Il ritorno si gioca una settimana dopo, all’Estadio de la Flor Blanca. Occhio per occhio, stavolta la notte insonne tocca all’Honduras. La situazione è ancora più critica, l’Honduras viene scortato in campo dall’esercito. El Salvador ribalta il risultato dell’andata e vince 3 a 0. Emblematiche sono le parole dell’allenatore dell’Honduras, Mario Griffin: “Meno male che abbiamo perso!”. Se il risultato non avesse portato alla qualificazione salvadoregna, una folla assetata di gol e di sangue avrebbe invaso lo stadio, con esiti di certo infausti. Degli scontri ci furono ugualmente, due honduregni morirono e centinaia finirono all’ospedale. Quanti non sudamericani fecero caso a questa partita? Probabilmente zero.

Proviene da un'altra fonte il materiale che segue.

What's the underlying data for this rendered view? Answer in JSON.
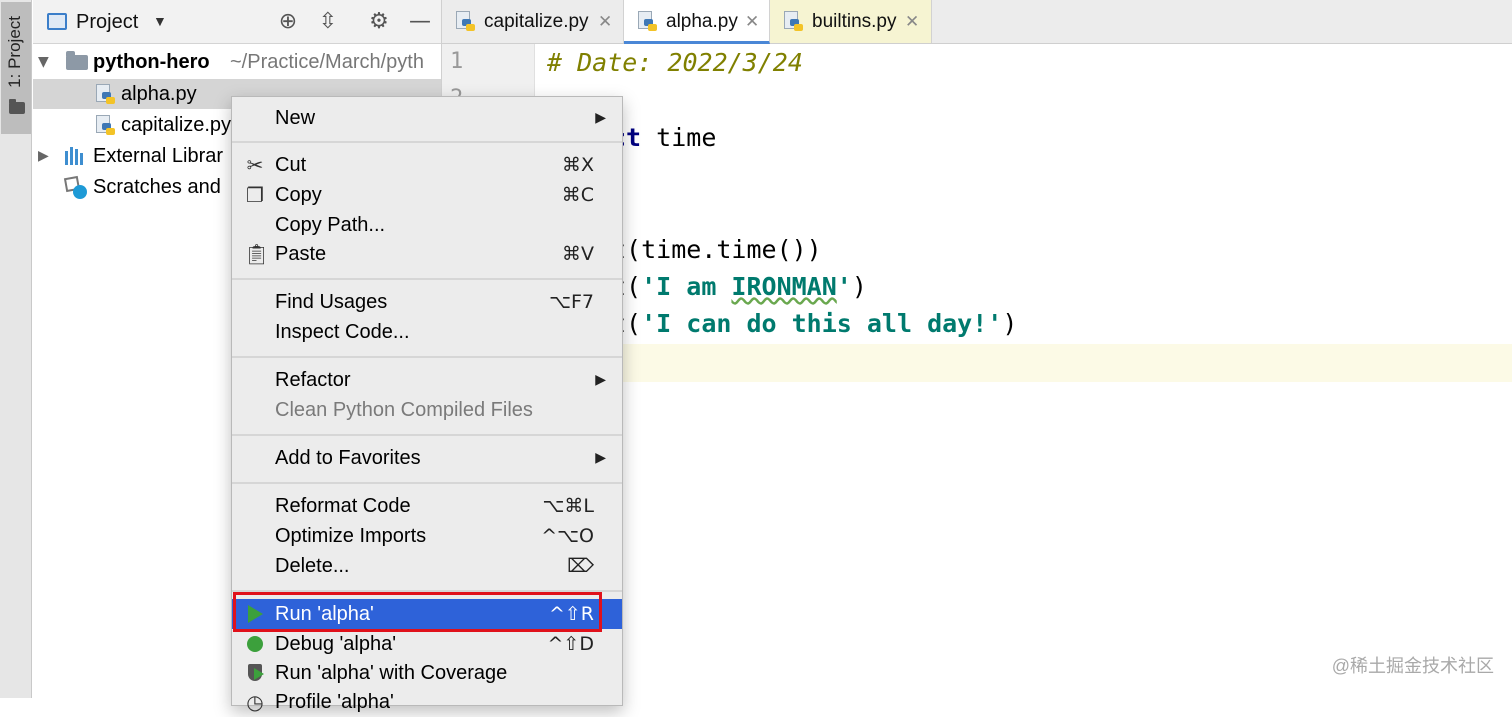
{
  "tool_window": {
    "label": "1: Project"
  },
  "project_panel": {
    "title": "Project",
    "tree": [
      {
        "name": "python-hero",
        "path": "~/Practice/March/pyth"
      },
      {
        "name": "alpha.py"
      },
      {
        "name": "capitalize.py"
      },
      {
        "name": "External Librar"
      },
      {
        "name": "Scratches and"
      }
    ]
  },
  "tabs": [
    {
      "label": "capitalize.py"
    },
    {
      "label": "alpha.py"
    },
    {
      "label": "builtins.py"
    }
  ],
  "editor": {
    "line_numbers": [
      "1",
      "2"
    ],
    "code": {
      "comment": "# Date: 2022/3/24",
      "import_kw": "ct",
      "import_rest": " time",
      "print1_rest": "t(time.time())",
      "print2_tail": "t(",
      "print2_str_a": "'I am ",
      "print2_str_b": "IRONMAN",
      "print2_str_c": "'",
      "print2_close": ")",
      "print3_tail": "t(",
      "print3_str": "'I can do this all day!'",
      "print3_close": ")"
    }
  },
  "context_menu": {
    "items": {
      "new": {
        "label": "New"
      },
      "cut": {
        "label": "Cut",
        "shortcut": "⌘X"
      },
      "copy": {
        "label": "Copy",
        "shortcut": "⌘C"
      },
      "copy_path": {
        "label": "Copy Path..."
      },
      "paste": {
        "label": "Paste",
        "shortcut": "⌘V"
      },
      "find_usages": {
        "label": "Find Usages",
        "shortcut": "⌥F7"
      },
      "inspect_code": {
        "label": "Inspect Code..."
      },
      "refactor": {
        "label": "Refactor"
      },
      "clean_compiled": {
        "label": "Clean Python Compiled Files"
      },
      "add_favorites": {
        "label": "Add to Favorites"
      },
      "reformat": {
        "label": "Reformat Code",
        "shortcut": "⌥⌘L"
      },
      "optimize_imports": {
        "label": "Optimize Imports",
        "shortcut": "^⌥O"
      },
      "delete": {
        "label": "Delete...",
        "shortcut": "⌦"
      },
      "run": {
        "label": "Run 'alpha'",
        "shortcut": "^⇧R"
      },
      "debug": {
        "label": "Debug 'alpha'",
        "shortcut": "^⇧D"
      },
      "run_coverage": {
        "label": "Run 'alpha' with Coverage"
      },
      "profile": {
        "label": "Profile 'alpha'"
      }
    }
  },
  "watermark": "@稀土掘金技术社区",
  "colors": {
    "highlight": "#2e62d9",
    "annotation_box": "#e0111b",
    "run_green": "#3ca03c"
  }
}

Poche ore dopo, la frontiera tra i due paesi venne chiusa.

Il Rio Goascoran segna il confine tra Honduras e El Salvador

La guerra del calcio

Per usare un’espressione spesso chiamata in causa in queste circostanze, la partita fu la goccia che fece traboccare il vaso. Il conflitto tra i due stati aveva le sue radici nella proprietà della terra: El Salvador è il più piccolo stato dell’America Latina ma ha contemporaneamente la più alta densità demografica. La terra è nelle mani di grandi famiglie di latifondisti. In cerca di terre coltivabili, per anni i salvadoregni si erano spostati nel confinante Honduras, finché i locali non si stancarono e chiesero al governo di tutelare le loro terre dall’invasione del Salvador.

El Salvador possedeva l’esercito più forte. Attacca il 14 luglio. Il 18 luglio, 100 ore dopo, si ritira, a causa delle pressioni dell’Organizzazione degli Stati Americani. La frontiera rimane invariata. L’unico risultato sono 5700 morti. Quanti non sudamericani fecero caso a questa guerra? Probabilmente tanti. È amaro il giudizio di Ryszard Kapuściński:

“I due governi sono rimasti soddisfatti dalla guerra perché per qualche giorno Honduras e El Salvador hanno riempito le prime pagine dei giornali del mondo intero, attirando l’attenzione dell’opinione pubblica internazionale. I piccoli stati del Terzo, del Quarto e di tutti gli altri mondi dei poveri possono sperare di suscitare qualche interesse solo quando decidono di spargere sangue. Triste, ma vero.”

Il calcio ci riporta allo stato animale e polarizza le nostre emozioni. Nel bene – quanto ci siamo sentiti italiani nel 2006 – e nel male – come in questi due casi. Ma parliamoci chiaro, chi di noi sarebbe in grado di rinunciarci? Dopotutto, come diceva Dimitrijevic, la nostra vita è un pallone rotondo.